European Swimming Championships: Gillingham faces up to the problem of setting the pace: Guy Hodgson examines the responsibility that burdens a British medal hope

Click to follow
MANY British tears were shed on the sides of Montjuic Pool in Barcelona last summer, but none were more heartfelt than those following the final of the 100 metres breastroke. Nick Gillingham versus Adrian Moorhouse had been billed as swimming's Coe against Ovett and it was. Except the race was to avoid coming last.

Gillingham, hampered by a groin injury, finished seventh, a touch ahead of Moorhouse, the defending champion; neither could believe they had been so far adrift of the medals. The disappointment that night was to set a precedent for the entire British Olympic swimming campaign.

Gillingham, whose bronze in the 200m breaststroke later in the Games would be Britain's only aquatic medal, also acts as a tone-setter tonight in the European Championships where he will take part in his shorter event blessed or handicapped by setting the fastest time in the world in the ASA Championships in June.

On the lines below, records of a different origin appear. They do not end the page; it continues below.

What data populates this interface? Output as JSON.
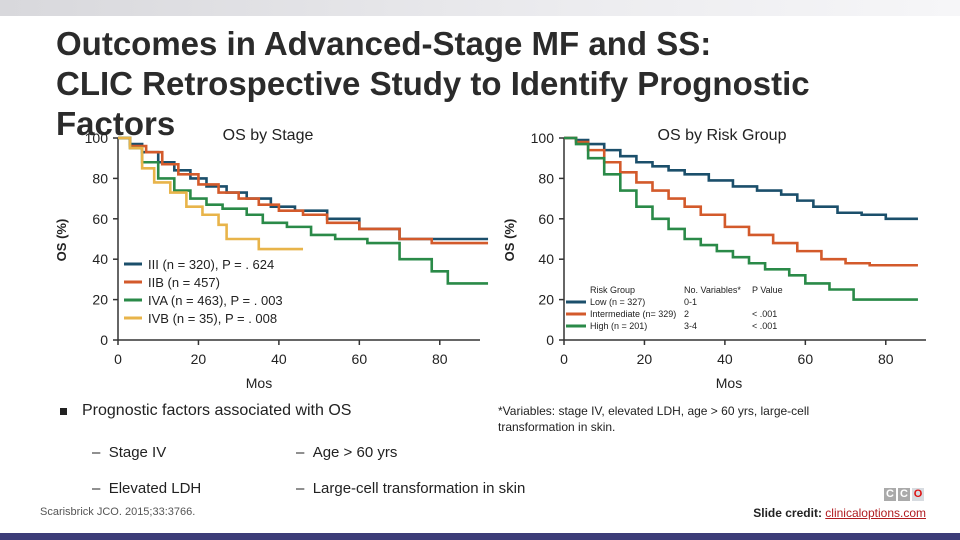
{
  "slide": {
    "title_line1": "Outcomes in Advanced-Stage MF and SS:",
    "title_line2": "CLIC Retrospective Study to Identify Prognostic Factors",
    "bullet_main": "Prognostic factors associated with OS",
    "sub_items": [
      "Stage IV",
      "Elevated LDH",
      "Age > 60 yrs",
      "Large-cell transformation in skin"
    ],
    "footnote": "*Variables: stage IV, elevated LDH, age > 60 yrs, large-cell transformation in skin.",
    "citation": "Scarisbrick JCO. 2015;33:3766.",
    "credit_label": "Slide credit:",
    "credit_link": "clinicaloptions.com",
    "logo_letters": [
      "C",
      "C",
      "O"
    ]
  },
  "colors": {
    "teal": "#1b4f6b",
    "orange": "#d35a2b",
    "green": "#2a8a48",
    "gold": "#e8b44a"
  },
  "chart_data": [
    {
      "type": "line",
      "title": "OS by Stage",
      "xlabel": "Mos",
      "ylabel": "OS (%)",
      "xlim": [
        0,
        90
      ],
      "ylim": [
        0,
        100
      ],
      "xticks": [
        0,
        20,
        40,
        60,
        80
      ],
      "yticks": [
        0,
        20,
        40,
        60,
        80,
        100
      ],
      "legend": [
        "III (n = 320), P = . 624",
        "IIB (n = 457)",
        "IVA (n = 463), P = . 003",
        "IVB (n = 35), P = . 008"
      ],
      "series": [
        {
          "name": "III (n = 320), P = . 624",
          "color": "#1b4f6b",
          "points": [
            [
              0,
              100
            ],
            [
              3,
              97
            ],
            [
              6,
              93
            ],
            [
              10,
              88
            ],
            [
              14,
              84
            ],
            [
              18,
              80
            ],
            [
              22,
              76
            ],
            [
              27,
              73
            ],
            [
              32,
              70
            ],
            [
              38,
              66
            ],
            [
              44,
              64
            ],
            [
              52,
              60
            ],
            [
              60,
              55
            ],
            [
              70,
              50
            ],
            [
              81,
              50
            ],
            [
              92,
              50
            ]
          ]
        },
        {
          "name": "IIB (n = 457)",
          "color": "#d35a2b",
          "points": [
            [
              0,
              100
            ],
            [
              3,
              96
            ],
            [
              7,
              93
            ],
            [
              11,
              87
            ],
            [
              15,
              82
            ],
            [
              20,
              77
            ],
            [
              25,
              73
            ],
            [
              30,
              70
            ],
            [
              35,
              67
            ],
            [
              40,
              64
            ],
            [
              46,
              62
            ],
            [
              52,
              58
            ],
            [
              60,
              55
            ],
            [
              70,
              50
            ],
            [
              78,
              48
            ],
            [
              92,
              48
            ]
          ]
        },
        {
          "name": "IVA (n = 463), P = . 003",
          "color": "#2a8a48",
          "points": [
            [
              0,
              100
            ],
            [
              3,
              95
            ],
            [
              6,
              88
            ],
            [
              10,
              80
            ],
            [
              14,
              74
            ],
            [
              18,
              70
            ],
            [
              22,
              67
            ],
            [
              26,
              65
            ],
            [
              32,
              62
            ],
            [
              36,
              58
            ],
            [
              42,
              56
            ],
            [
              48,
              52
            ],
            [
              54,
              50
            ],
            [
              62,
              48
            ],
            [
              70,
              40
            ],
            [
              78,
              34
            ],
            [
              82,
              28
            ],
            [
              92,
              28
            ]
          ]
        },
        {
          "name": "IVB (n = 35), P = . 008",
          "color": "#e8b44a",
          "points": [
            [
              0,
              100
            ],
            [
              3,
              95
            ],
            [
              6,
              85
            ],
            [
              9,
              78
            ],
            [
              13,
              73
            ],
            [
              17,
              66
            ],
            [
              21,
              62
            ],
            [
              25,
              57
            ],
            [
              27,
              50
            ],
            [
              35,
              45
            ],
            [
              42,
              45
            ],
            [
              46,
              45
            ]
          ]
        }
      ]
    },
    {
      "type": "line",
      "title": "OS by Risk Group",
      "xlabel": "Mos",
      "ylabel": "OS (%)",
      "xlim": [
        0,
        90
      ],
      "ylim": [
        0,
        100
      ],
      "xticks": [
        0,
        20,
        40,
        60,
        80
      ],
      "yticks": [
        0,
        20,
        40,
        60,
        80,
        100
      ],
      "legend_header": [
        "Risk Group",
        "No. Variables*",
        "P Value"
      ],
      "legend": [
        {
          "name": "Low (n = 327)",
          "vars": "0-1",
          "p": ""
        },
        {
          "name": "Intermediate (n= 329)",
          "vars": "2",
          "p": "< .001"
        },
        {
          "name": "High (n = 201)",
          "vars": "3-4",
          "p": "< .001"
        }
      ],
      "series": [
        {
          "name": "Low (n = 327)",
          "color": "#1b4f6b",
          "points": [
            [
              0,
              100
            ],
            [
              3,
              99
            ],
            [
              6,
              97
            ],
            [
              10,
              94
            ],
            [
              14,
              91
            ],
            [
              18,
              88
            ],
            [
              22,
              86
            ],
            [
              26,
              84
            ],
            [
              30,
              82
            ],
            [
              36,
              79
            ],
            [
              42,
              76
            ],
            [
              48,
              74
            ],
            [
              54,
              72
            ],
            [
              58,
              69
            ],
            [
              62,
              66
            ],
            [
              68,
              63
            ],
            [
              74,
              62
            ],
            [
              80,
              60
            ],
            [
              88,
              60
            ]
          ]
        },
        {
          "name": "Intermediate (n= 329)",
          "color": "#d35a2b",
          "points": [
            [
              0,
              100
            ],
            [
              3,
              98
            ],
            [
              6,
              94
            ],
            [
              10,
              88
            ],
            [
              14,
              83
            ],
            [
              18,
              78
            ],
            [
              22,
              74
            ],
            [
              26,
              70
            ],
            [
              30,
              66
            ],
            [
              34,
              62
            ],
            [
              40,
              56
            ],
            [
              46,
              52
            ],
            [
              52,
              48
            ],
            [
              58,
              44
            ],
            [
              64,
              40
            ],
            [
              70,
              38
            ],
            [
              76,
              37
            ],
            [
              88,
              37
            ]
          ]
        },
        {
          "name": "High (n = 201)",
          "color": "#2a8a48",
          "points": [
            [
              0,
              100
            ],
            [
              3,
              97
            ],
            [
              6,
              90
            ],
            [
              10,
              82
            ],
            [
              14,
              74
            ],
            [
              18,
              66
            ],
            [
              22,
              60
            ],
            [
              26,
              55
            ],
            [
              30,
              50
            ],
            [
              34,
              47
            ],
            [
              38,
              44
            ],
            [
              42,
              41
            ],
            [
              46,
              38
            ],
            [
              50,
              35
            ],
            [
              56,
              32
            ],
            [
              60,
              28
            ],
            [
              66,
              25
            ],
            [
              72,
              20
            ],
            [
              80,
              20
            ],
            [
              88,
              20
            ]
          ]
        }
      ]
    }
  ]
}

His 1min 2.16sec tops the European rankings by a nearly half a second and he is further encouraged by the absence of Norbert Rozsa, the world and European champion, who has forsaken these championships after a schism in Hungarian swimming, the most alarming result of which is police inquiries into debts of dollars 7.5m ( pounds 5m). Rozsa did not take the money, but he has run to Australia where he has applied for citizenship.

Gillingham, 26, from Birmingham, has produced some of his best performances at Ponds Forge, the pool built in Sheffield for the World Student Games, but has spent the build-up dulling expectation. 'Just because I swam well in the trials does not mean I'm certain to win a gold medal now,' he said. 'It's very important to get away to a good start on day one because the confidence of the whole squad will snowball. I don't feel under any pressure. There's only the pressure I always put on myself to try to produce my best time.'

He is certain of the attention which has bypassed Karen Pickering even though her time of 56.54sec makes her third in the 100m freestyle rankings, Britain's best-placed woman. Her event always coincides with the men's 100m breaststroke which in recent years has meant she has been like Leyton Orient trying to divert the headlines from Arsenal and Tottenham.

'It's always been this way,' the 21- year-old from Ipswich said. 'Before Nick it was Adrian Moorhouse. In the 1989 Europeans I finished sixth and thought it was a really good achievement, but Adrian beat the world record in his heat and then won the final so what I did couldn't compete. I will just have to do something spectacular.'

Pickering, who is a self-confessed follower of the unconventional, will need to exceed expectation considerably as she will be facing Franziska van Almsick, the 15-year-old German who won four medals in the Olympics and has since been setting world records at a rate to dismay the printers of record books.

'She's the one to beat,' Pickering said, 'but if I get my swim right I think I've a good chance of coming away with a medal.' After an Olympics where no British woman reached a final, such a result would be greeted like a Test win at cricket.